Is Aviva plc (LON:AV.) Popular Amongst Institutions?

·4 min read

The big shareholder groups in Aviva plc (LON:AV.) have power over the company. Institutions often own shares in more established companies, while it's not unusual to see insiders own a fair bit of smaller companies. Companies that used to be publicly owned tend to have lower insider ownership.

Aviva is a pretty big company. It has a market capitalization of UK£15b. Normally institutions would own a significant portion of a company this size. In the chart below, we can see that institutions are noticeable on the share registry. Let's delve deeper into each type of owner, to discover more about Aviva.

Check out our latest analysis for Aviva

ownership-breakdown
ownership-breakdown

What Does The Institutional Ownership Tell Us About Aviva?

Institutional investors commonly compare their own returns to the returns of a commonly followed index. So they generally do consider buying larger companies that are included in the relevant benchmark index.

Aviva already has institutions on the share registry. Indeed, they own a respectable stake in the company. This implies the analysts working for those institutions have looked at the stock and they like it. But just like anyone else, they could be wrong. It is not uncommon to see a big share price drop if two large institutional investors try to sell out of a stock at the same time. So it is worth checking the past earnings trajectory of Aviva, (below). Of course, keep in mind that there are other factors to consider, too.

earnings-and-revenue-growth
earnings-and-revenue-growth

Institutional investors own over 50% of the company, so together than can probably strongly influence board decisions. It looks like hedge funds own 5.1% of Aviva shares. That catches my attention because hedge funds sometimes try to influence management, or bring about changes that will create near term value for shareholders. Looking at our data, we can see that the largest shareholder is BlackRock, Inc. with 7.0% of shares outstanding. Cevian Capital AB is the second largest shareholder owning 5.1% of common stock, and Dodge & Cox holds about 4.5% of the company stock.

Looking at the shareholder registry, we can see that 51% of the ownership is controlled by the top 23 shareholders, meaning that no single shareholder has a majority interest in the ownership.

Researching institutional ownership is a good way to gauge and filter a stock's expected performance. The same can be achieved by studying analyst sentiments. There are a reasonable number of analysts covering the stock, so it might be useful to find out their aggregate view on the future.

Insider Ownership Of Aviva

The definition of company insiders can be subjective and does vary between jurisdictions. Our data reflects individual insiders, capturing board members at the very least. The company management answer to the board and the latter should represent the interests of shareholders. Notably, sometimes top-level managers are on the board themselves.

I generally consider insider ownership to be a good thing. However, on some occasions it makes it more difficult for other shareholders to hold the board accountable for decisions.

Our most recent data indicates that insiders own less than 1% of Aviva plc. As it is a large company, we'd only expect insiders to own a small percentage of it. But it's worth noting that they own UK£9.8m worth of shares. In this sort of situation, it can be more interesting to see if those insiders have been buying or selling.

General Public Ownership

The general public holds a 16% stake in Aviva. While this size of ownership may not be enough to sway a policy decision in their favour, they can still make a collective impact on company policies.

Next Steps:

It's always worth thinking about the different groups who own shares in a company. But to understand Aviva better, we need to consider many other factors. For instance, we've identified 4 warning signs for Aviva (2 are significant) that you should be aware of.

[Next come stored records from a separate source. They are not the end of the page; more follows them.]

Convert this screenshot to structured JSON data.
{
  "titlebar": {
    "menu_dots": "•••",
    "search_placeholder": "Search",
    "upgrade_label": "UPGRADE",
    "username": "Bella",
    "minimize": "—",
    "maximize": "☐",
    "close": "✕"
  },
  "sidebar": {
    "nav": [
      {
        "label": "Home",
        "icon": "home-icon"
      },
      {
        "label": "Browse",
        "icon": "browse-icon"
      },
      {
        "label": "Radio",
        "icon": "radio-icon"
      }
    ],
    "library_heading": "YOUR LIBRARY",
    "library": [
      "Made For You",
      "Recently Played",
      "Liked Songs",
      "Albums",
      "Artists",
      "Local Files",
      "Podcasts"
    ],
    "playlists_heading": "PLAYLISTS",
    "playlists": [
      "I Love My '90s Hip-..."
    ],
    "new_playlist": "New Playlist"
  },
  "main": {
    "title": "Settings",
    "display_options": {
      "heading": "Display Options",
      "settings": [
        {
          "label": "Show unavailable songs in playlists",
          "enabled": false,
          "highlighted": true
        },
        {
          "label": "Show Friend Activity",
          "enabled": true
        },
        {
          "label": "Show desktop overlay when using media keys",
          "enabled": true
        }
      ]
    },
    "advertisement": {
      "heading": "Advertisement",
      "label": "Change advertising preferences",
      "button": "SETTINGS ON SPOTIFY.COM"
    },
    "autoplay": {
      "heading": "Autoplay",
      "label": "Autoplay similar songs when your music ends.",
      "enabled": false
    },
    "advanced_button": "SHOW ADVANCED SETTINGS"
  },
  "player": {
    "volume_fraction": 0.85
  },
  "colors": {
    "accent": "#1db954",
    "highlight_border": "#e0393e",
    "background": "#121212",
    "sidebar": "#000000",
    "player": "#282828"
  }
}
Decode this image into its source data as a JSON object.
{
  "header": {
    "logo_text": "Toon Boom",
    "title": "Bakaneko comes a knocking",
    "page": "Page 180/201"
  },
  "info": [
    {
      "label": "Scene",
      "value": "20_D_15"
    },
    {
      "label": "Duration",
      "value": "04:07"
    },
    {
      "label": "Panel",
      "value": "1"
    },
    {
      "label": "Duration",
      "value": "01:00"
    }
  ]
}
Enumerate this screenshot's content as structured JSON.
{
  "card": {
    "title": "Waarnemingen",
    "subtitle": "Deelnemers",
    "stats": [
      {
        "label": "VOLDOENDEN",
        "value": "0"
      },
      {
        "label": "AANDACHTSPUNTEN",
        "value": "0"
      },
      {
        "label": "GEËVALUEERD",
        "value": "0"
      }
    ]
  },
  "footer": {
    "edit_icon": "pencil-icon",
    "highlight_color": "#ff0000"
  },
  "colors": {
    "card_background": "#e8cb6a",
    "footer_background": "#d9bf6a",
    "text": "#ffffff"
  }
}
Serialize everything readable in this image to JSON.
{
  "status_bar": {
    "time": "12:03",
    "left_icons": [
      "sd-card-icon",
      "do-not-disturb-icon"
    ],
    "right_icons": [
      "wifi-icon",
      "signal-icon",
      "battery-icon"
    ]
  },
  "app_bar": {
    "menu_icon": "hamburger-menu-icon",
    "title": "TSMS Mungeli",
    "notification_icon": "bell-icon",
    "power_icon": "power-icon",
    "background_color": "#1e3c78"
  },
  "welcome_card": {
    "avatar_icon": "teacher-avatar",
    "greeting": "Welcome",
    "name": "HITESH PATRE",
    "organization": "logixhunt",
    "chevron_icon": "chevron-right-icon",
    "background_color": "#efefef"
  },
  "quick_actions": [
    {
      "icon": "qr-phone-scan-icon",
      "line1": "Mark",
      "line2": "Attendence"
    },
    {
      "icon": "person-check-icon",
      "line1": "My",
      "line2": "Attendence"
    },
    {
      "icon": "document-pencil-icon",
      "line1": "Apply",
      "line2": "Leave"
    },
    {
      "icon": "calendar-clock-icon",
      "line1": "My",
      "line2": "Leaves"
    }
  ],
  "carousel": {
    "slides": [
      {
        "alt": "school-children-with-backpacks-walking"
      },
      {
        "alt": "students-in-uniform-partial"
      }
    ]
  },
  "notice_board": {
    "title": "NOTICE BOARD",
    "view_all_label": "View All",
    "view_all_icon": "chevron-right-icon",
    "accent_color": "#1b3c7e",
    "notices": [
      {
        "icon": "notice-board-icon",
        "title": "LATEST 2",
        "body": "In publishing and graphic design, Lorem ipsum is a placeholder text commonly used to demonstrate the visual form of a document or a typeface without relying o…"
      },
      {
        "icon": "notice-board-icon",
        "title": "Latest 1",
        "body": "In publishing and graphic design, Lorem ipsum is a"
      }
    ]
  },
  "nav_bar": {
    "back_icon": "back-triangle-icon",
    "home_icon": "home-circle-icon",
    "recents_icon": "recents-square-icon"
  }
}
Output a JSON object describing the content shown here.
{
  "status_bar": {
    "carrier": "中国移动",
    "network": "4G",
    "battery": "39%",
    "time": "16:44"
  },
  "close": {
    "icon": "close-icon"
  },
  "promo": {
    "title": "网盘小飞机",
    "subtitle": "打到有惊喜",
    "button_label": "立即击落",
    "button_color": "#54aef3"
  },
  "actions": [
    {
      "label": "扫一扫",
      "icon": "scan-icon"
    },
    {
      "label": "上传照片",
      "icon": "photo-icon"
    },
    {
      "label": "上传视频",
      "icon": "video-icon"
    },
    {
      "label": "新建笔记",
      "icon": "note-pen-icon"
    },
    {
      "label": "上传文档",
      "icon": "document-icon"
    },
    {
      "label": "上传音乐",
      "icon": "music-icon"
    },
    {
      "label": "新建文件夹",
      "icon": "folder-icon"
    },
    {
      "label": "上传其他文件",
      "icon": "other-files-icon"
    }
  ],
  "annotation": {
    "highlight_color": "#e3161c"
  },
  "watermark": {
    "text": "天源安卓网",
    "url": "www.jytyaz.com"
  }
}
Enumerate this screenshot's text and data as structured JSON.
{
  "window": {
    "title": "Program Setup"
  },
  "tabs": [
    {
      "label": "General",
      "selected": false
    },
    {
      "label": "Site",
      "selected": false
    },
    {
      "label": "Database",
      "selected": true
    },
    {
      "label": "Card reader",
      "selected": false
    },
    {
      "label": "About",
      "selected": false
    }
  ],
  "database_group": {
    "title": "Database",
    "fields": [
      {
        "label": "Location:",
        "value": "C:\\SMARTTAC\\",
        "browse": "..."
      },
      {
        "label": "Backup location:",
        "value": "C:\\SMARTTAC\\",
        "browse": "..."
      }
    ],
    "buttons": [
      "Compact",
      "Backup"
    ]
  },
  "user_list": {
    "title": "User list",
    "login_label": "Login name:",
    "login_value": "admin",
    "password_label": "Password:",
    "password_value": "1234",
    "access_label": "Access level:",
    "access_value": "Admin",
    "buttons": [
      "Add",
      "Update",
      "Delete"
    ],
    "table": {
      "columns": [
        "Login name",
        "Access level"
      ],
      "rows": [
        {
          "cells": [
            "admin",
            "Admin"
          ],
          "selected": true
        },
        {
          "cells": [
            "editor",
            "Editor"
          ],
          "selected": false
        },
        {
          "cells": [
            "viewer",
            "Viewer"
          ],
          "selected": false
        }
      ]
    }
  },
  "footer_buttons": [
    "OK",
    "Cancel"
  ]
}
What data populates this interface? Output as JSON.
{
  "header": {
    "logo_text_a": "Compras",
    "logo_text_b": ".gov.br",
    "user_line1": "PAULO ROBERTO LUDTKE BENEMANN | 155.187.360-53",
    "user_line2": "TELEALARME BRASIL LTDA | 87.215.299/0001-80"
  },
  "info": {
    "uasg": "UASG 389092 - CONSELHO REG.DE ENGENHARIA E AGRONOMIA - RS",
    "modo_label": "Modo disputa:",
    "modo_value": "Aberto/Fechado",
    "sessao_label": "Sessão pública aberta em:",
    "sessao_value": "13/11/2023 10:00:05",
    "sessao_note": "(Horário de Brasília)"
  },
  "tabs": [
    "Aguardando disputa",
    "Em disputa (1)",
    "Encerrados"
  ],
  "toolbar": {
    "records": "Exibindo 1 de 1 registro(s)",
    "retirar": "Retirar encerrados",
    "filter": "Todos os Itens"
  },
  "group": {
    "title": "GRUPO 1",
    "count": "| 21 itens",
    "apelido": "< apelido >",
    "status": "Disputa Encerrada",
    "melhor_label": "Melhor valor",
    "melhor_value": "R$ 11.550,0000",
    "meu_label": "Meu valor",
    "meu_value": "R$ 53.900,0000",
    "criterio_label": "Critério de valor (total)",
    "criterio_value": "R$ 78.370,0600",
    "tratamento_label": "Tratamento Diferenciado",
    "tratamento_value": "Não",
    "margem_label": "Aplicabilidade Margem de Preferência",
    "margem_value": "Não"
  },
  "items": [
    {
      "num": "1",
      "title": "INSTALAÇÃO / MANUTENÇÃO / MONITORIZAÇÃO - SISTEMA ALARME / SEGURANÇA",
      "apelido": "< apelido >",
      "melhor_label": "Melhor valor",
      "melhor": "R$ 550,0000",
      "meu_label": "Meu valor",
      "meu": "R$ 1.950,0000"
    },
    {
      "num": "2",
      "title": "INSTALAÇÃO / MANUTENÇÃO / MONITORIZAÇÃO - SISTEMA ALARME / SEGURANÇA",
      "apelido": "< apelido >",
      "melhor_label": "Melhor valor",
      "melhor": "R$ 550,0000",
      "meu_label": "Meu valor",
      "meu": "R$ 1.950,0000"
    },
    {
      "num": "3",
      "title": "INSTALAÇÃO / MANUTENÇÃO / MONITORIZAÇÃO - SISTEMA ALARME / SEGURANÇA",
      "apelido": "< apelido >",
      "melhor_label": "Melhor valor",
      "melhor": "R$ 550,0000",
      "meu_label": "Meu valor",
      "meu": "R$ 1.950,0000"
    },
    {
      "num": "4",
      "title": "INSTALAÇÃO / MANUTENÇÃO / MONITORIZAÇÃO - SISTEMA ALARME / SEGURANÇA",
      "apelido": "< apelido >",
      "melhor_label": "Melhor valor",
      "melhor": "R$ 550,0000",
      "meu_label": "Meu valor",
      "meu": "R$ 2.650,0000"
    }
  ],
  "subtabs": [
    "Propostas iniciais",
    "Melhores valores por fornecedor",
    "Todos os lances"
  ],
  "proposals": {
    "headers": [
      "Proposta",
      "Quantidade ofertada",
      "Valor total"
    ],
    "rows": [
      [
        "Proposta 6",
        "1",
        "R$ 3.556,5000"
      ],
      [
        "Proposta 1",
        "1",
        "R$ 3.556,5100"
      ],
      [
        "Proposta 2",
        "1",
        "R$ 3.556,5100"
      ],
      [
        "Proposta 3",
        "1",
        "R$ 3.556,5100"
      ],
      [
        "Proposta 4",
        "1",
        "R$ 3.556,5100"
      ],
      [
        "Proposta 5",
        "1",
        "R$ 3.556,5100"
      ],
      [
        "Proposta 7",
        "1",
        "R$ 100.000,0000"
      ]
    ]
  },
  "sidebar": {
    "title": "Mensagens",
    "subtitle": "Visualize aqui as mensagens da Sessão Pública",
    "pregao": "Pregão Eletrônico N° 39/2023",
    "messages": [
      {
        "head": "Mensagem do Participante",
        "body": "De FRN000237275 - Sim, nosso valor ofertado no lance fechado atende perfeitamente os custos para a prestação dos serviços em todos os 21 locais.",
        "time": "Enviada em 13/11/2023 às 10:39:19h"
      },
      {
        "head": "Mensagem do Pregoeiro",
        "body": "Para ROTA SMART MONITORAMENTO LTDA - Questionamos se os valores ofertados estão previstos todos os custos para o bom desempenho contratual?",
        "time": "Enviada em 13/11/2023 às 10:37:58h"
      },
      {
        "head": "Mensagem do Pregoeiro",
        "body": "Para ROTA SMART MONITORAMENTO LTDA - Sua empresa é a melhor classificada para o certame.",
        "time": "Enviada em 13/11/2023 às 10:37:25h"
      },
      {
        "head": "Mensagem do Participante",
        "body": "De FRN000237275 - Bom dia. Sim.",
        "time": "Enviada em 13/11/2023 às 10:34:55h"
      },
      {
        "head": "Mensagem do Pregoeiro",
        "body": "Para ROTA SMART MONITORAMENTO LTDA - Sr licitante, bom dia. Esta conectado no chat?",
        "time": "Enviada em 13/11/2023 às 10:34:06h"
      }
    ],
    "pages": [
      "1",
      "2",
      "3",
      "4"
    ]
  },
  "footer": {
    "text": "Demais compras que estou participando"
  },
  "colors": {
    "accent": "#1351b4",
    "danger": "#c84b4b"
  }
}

If you would prefer discover what analysts are predicting in terms of future growth, do not miss this free report on analyst forecasts.

NB: Figures in this article are calculated using data from the last twelve months, which refer to the 12-month period ending on the last date of the month the financial statement is dated. This may not be consistent with full year annual report figures.

This article by Simply Wall St is general in nature. We provide commentary based on historical data and analyst forecasts only using an unbiased methodology and our articles are not intended to be financial advice. It does not constitute a recommendation to buy or sell any stock, and does not take account of your objectives, or your financial situation. We aim to bring you long-term focused analysis driven by fundamental data. Note that our analysis may not factor in the latest price-sensitive company announcements or qualitative material. Simply Wall St has no position in any stocks mentioned.